Le président élu, en déplacement à Addis-Abeba pour discuter de la crise à laquelle il est confronté depuis trois mois, devra contourner l’interdiction de l’espace aérien ivoirien décrétée par son adversaire Laurent Gbagbo.
« Bon débarras », c’est ainsi qu’a réagi un proche conseiller du président ivoirien sortant Laurent Gbagbo, sitôt confirmé le départ d’Abidjan du président élu selon la commission électorale ivoirienne, Alassane Dramane Ouattara. Le camp Gbagbo, qui s’était manifesté ces derniers jours en criant au « piège » ou au « complot » que représentait selon lui l’invitation lancée à Laurent Gbagbo de se rendre à Addis-Abeba, exhortant par la même occasion le sortant à ne pas s’y rendre, n’a pas tardé à dévoiler ses intentions réelles : empêcher par tous les moyens Ouattara de rentrer à Abidjan pour reprendre ses quartiers dans l’hôtel qu’il occupe depuis son élection contestée par un Conseil constitutionnel suspecté de partialité.

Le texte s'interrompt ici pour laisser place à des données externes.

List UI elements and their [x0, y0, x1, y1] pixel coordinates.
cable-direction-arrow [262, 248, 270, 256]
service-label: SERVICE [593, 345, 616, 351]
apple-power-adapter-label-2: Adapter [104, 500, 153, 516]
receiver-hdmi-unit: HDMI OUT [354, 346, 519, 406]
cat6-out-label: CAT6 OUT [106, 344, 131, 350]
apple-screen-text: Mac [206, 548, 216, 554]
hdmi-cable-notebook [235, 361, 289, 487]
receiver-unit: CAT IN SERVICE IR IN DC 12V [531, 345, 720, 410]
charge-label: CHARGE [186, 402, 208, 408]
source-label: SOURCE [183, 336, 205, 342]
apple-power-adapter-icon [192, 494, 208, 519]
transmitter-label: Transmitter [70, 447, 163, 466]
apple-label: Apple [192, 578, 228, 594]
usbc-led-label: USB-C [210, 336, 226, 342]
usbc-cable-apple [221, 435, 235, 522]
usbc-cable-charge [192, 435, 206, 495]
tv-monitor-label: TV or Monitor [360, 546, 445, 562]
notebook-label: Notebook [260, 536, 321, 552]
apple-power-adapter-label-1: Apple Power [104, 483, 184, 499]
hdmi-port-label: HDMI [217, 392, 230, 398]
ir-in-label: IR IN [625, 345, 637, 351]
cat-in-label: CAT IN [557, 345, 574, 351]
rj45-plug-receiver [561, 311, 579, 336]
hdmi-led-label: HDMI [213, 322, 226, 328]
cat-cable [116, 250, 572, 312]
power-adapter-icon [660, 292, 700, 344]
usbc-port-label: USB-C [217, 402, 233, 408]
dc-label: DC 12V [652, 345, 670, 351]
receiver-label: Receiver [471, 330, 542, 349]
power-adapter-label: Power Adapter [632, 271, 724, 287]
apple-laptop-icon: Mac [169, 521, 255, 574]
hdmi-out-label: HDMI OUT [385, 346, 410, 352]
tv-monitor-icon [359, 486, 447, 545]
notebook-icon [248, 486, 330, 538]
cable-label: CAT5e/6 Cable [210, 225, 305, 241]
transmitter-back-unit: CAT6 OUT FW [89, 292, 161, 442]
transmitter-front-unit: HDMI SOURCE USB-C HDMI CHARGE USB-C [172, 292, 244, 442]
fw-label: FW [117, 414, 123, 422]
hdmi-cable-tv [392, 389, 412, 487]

Dans un communiqué lu aussitôt à la télévision publique mercredi, le gouvernement de M. Gbagbo faisait savoir que « Les aéronefs de l'Opération des Nations unies en Côte d'Ivoire (Onuci) et ceux de l'opération Licorne sont interdits de survol et d'atterrissage sur toute l'étendue du territoire de la République de Côte d'Ivoire ».
« Toute autre opération exceptionnelle de survol et d'atterrissage est soumise à autorisation préalable du ministre des Transports », précisait le texte qui justifiait cette mesure par la nécessité de « préserver l'intégralité et l'intégrité du territoire national ainsi que la sécurité des biens et des personnes ».

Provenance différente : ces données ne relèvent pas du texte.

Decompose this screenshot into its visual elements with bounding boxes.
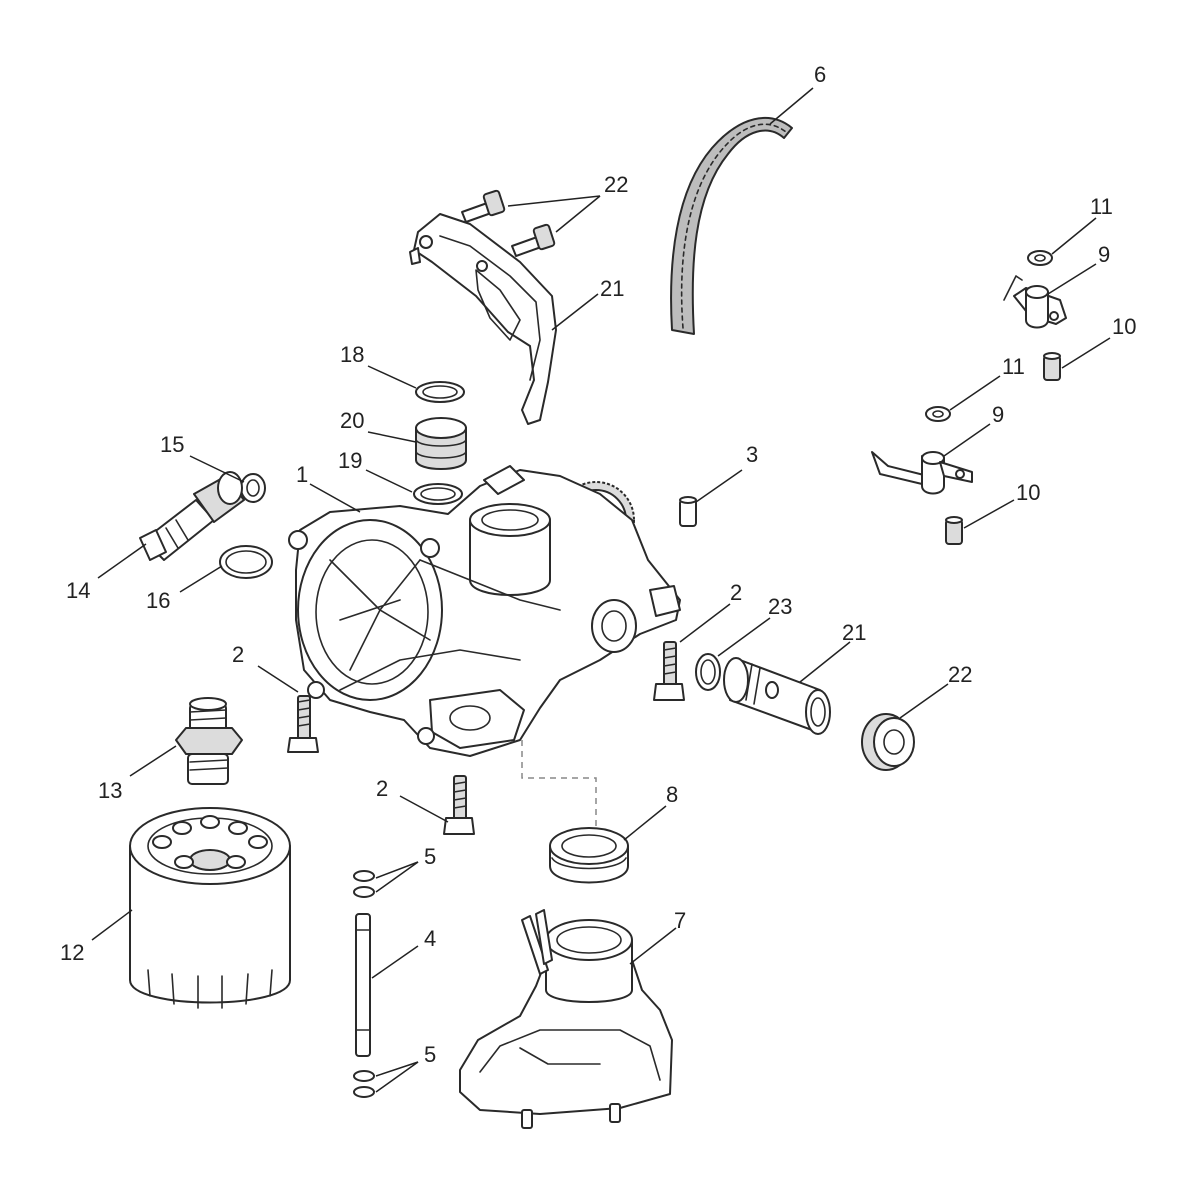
sealing-washer	[240, 473, 266, 503]
oil-strainer	[459, 909, 673, 1129]
plug	[861, 713, 915, 771]
callout-5: 5	[424, 844, 436, 869]
callout-16: 16	[146, 588, 170, 613]
washers-lower	[353, 1070, 375, 1098]
bracket-bolts	[461, 189, 556, 257]
leader-lines	[91, 87, 1111, 1093]
callout-12: 12	[60, 940, 84, 965]
strainer-seal	[549, 827, 629, 884]
callout-9: 9	[1098, 242, 1110, 267]
drive-chain	[670, 116, 793, 335]
callout-17: 18	[340, 342, 364, 367]
bolt-left	[287, 695, 319, 753]
jet-bolt-upper	[1043, 352, 1061, 381]
callout-7: 7	[674, 908, 686, 933]
oil-filter	[129, 807, 291, 1009]
pressure-switch	[139, 471, 245, 561]
callout-8: 8	[666, 782, 678, 807]
bolt-right	[653, 641, 685, 701]
oil-jet-lower	[871, 406, 973, 495]
callout-22: 22	[948, 662, 972, 687]
callout-9: 9	[992, 402, 1004, 427]
callout-2: 2	[232, 642, 244, 667]
callout-2: 2	[376, 776, 388, 801]
callout-21: 21	[842, 620, 866, 645]
callout-11: 11	[1002, 354, 1025, 379]
hidden-line	[521, 740, 597, 830]
callout-6: 6	[814, 62, 826, 87]
callout-18: 20	[340, 408, 364, 433]
callout-23: 23	[768, 594, 792, 619]
dowel-pin	[679, 496, 697, 527]
callout-2: 2	[730, 580, 742, 605]
callout-20: 22	[604, 172, 628, 197]
o-ring-valve	[695, 653, 721, 691]
callout-19: 21	[600, 276, 624, 301]
relief-valve	[723, 657, 831, 735]
callout-10: 10	[1016, 480, 1040, 505]
callout-11: 11	[1090, 194, 1113, 219]
callout-1: 1	[296, 462, 308, 487]
oil-pump-body	[288, 465, 681, 757]
jet-bolt-lower	[945, 516, 963, 545]
callout-labels: 6 22 11 9 21 10 18 11 9 20 15 3 19 1 10 …	[60, 62, 1136, 1067]
callout-14: 14	[66, 578, 90, 603]
filter-adapter	[175, 697, 243, 785]
spacer-sleeve	[415, 417, 467, 470]
bolt-center	[443, 775, 475, 835]
washers-upper	[353, 870, 375, 898]
washer-upper	[1027, 250, 1053, 266]
callout-3: 3	[746, 442, 758, 467]
callout-10: 10	[1112, 314, 1136, 339]
callout-5: 5	[424, 1042, 436, 1067]
callout-17: 19	[338, 448, 362, 473]
oil-jet-upper	[1003, 250, 1067, 329]
callout-4: 4	[424, 926, 436, 951]
callout-15: 15	[160, 432, 184, 457]
stud	[355, 913, 371, 1057]
callout-13: 13	[98, 778, 122, 803]
chain-guide-bracket	[409, 213, 557, 425]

« Des scénarios ont déjà été élaborés par le camp Gbagbo, ses « jeunes Patriotes » et ses miliciens pour empêcher le président de rentrer, soutient un proche du gouvernement du Premier ministre Guillaume Soro, sous couvert d’anonymat. Les « forces républicaines » [nouvelle appellation de l’ancienne rébellion des Forces nouvelles, appuyées de soldats loyalistes qui auraient rallié Ouattara, ndlr], sont déterminées à garantir le retour du président de la république dans son pays. L’objectif ultime du camp Gbagbo serait d’entériner la partition de la Côte d’Ivoire, en obligeant ADO à vivre dans la moitié nord du pays sous notre contrôle et ainsi le faire passer pour le président du Nord. Mais ce stratagème ne passera pas, et nous mettons les Nations unies et l’Union africaine devant leurs responsabilités afin que le verdict des urnes soit respecté.

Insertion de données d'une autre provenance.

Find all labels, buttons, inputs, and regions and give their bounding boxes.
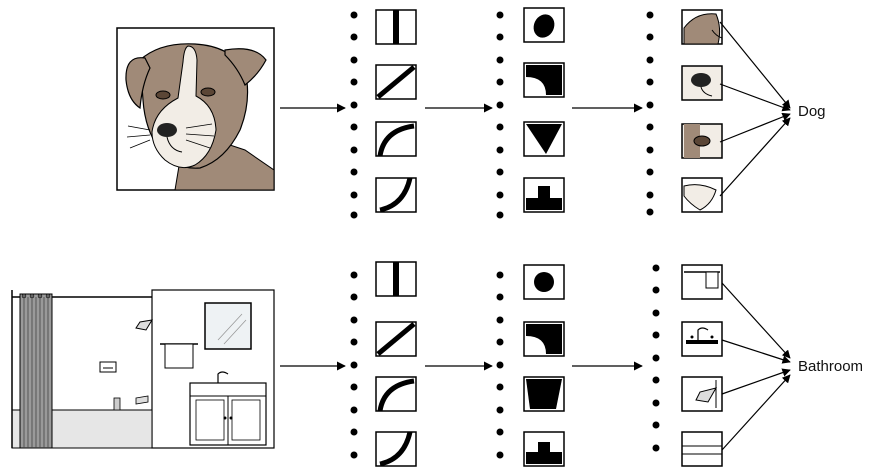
layer1-feature-curve-up-right <box>375 431 417 467</box>
layer3-feature-dog-ear <box>681 9 723 45</box>
dog-input-image <box>116 27 275 191</box>
layer1-feature-diagonal-line <box>375 64 417 100</box>
layer2-feature-round-blob <box>523 264 565 300</box>
layer2-feature-wedge-shape <box>523 121 565 157</box>
layer3-feature-dog-nose <box>681 65 723 101</box>
layer2-feature-corner-shape <box>523 62 565 98</box>
layer3-feature-towel-bar <box>681 264 723 300</box>
layer1-feature-curve-up-right <box>375 177 417 213</box>
converging-arrows-bathroom <box>721 282 791 451</box>
layer1-feature-curve-up-left <box>375 121 417 157</box>
layer2-feature-round-blob <box>523 7 565 43</box>
layer1-feature-vertical-bar <box>375 261 417 297</box>
layer1-feature-curve-up-left <box>375 376 417 412</box>
layer3-feature-cabinet <box>681 431 723 467</box>
layer3-feature-sink-faucet <box>681 321 723 357</box>
bathroom-input-image <box>11 289 275 449</box>
layer2-feature-corner-shape <box>523 321 565 357</box>
converging-arrows-dog <box>719 21 791 197</box>
dot-column-layer3 <box>646 11 660 452</box>
layer2-feature-cup-shape <box>523 376 565 412</box>
dot-column-layer2 <box>496 11 504 459</box>
layer3-feature-dog-eye <box>681 123 723 159</box>
layer2-feature-step-shape <box>523 177 565 213</box>
bathroom-label: Bathroom <box>798 358 864 375</box>
layer3-feature-dog-mouth <box>681 177 723 213</box>
layer3-feature-shower-head <box>681 376 723 412</box>
dot-column-layer1 <box>350 11 358 459</box>
layer1-feature-vertical-bar <box>375 9 417 45</box>
layer1-feature-diagonal-line <box>375 321 417 357</box>
layer2-feature-step-shape <box>523 431 565 467</box>
dog-label: Dog <box>798 103 826 120</box>
layer-transition-arrows <box>280 103 643 371</box>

Vrai ou faux ? A Addis-Abeba où se tient la réunion du panel des cinq chefs d’Etat devant annoncer aux deux parties des mesures contraignantes pour sortir de l’impasse née de la double proclamation de deux vainqueurs différents du scrutin du 28 novembre, ce sujet n’est pas évoqué officiellement. Avant même que le contenu de la décision du panel ne soit officiellement connu, le représentant de Gbagbo, le chef de son parti Pascal Affi N’Guessan, a fait savoir qu’il rejetait par avance toute décision de l’UA sur ce dossier. Bien avant le départ de Ouattara pour prendre part à la réunion d’Addis-Abeba, un autre membre influent du camp Gbagbo, le président du Conseil économique et social Laurent Dona Fologo avait fait savoir qu’on ne négocie pas les résultats d’une élection.
Face à cet échec manifeste de ce qui était présenté comme « la médiation de la dernière chance » pour parvenir à une issue négociée du conflit, l’Union africaine et les Nations unies jouent désormais leur crédibilité en Côte d’Ivoire, estime un diplomate de la commission d’experts africains ayant évalué la situation à Abidjan. « Si les décisions annoncées pour contraignantes ne sont pas respectées, et si en plus, l’ONU et l’UA ne parvenaient pas à garantir le retour de Ouattara à Abidjan, fait savoir un fonctionnaire de la mission onusienne à Abidjan, il faut craindre que cette perte d’autorité ne précipite le pays vers la guerre civile tant redoutée ».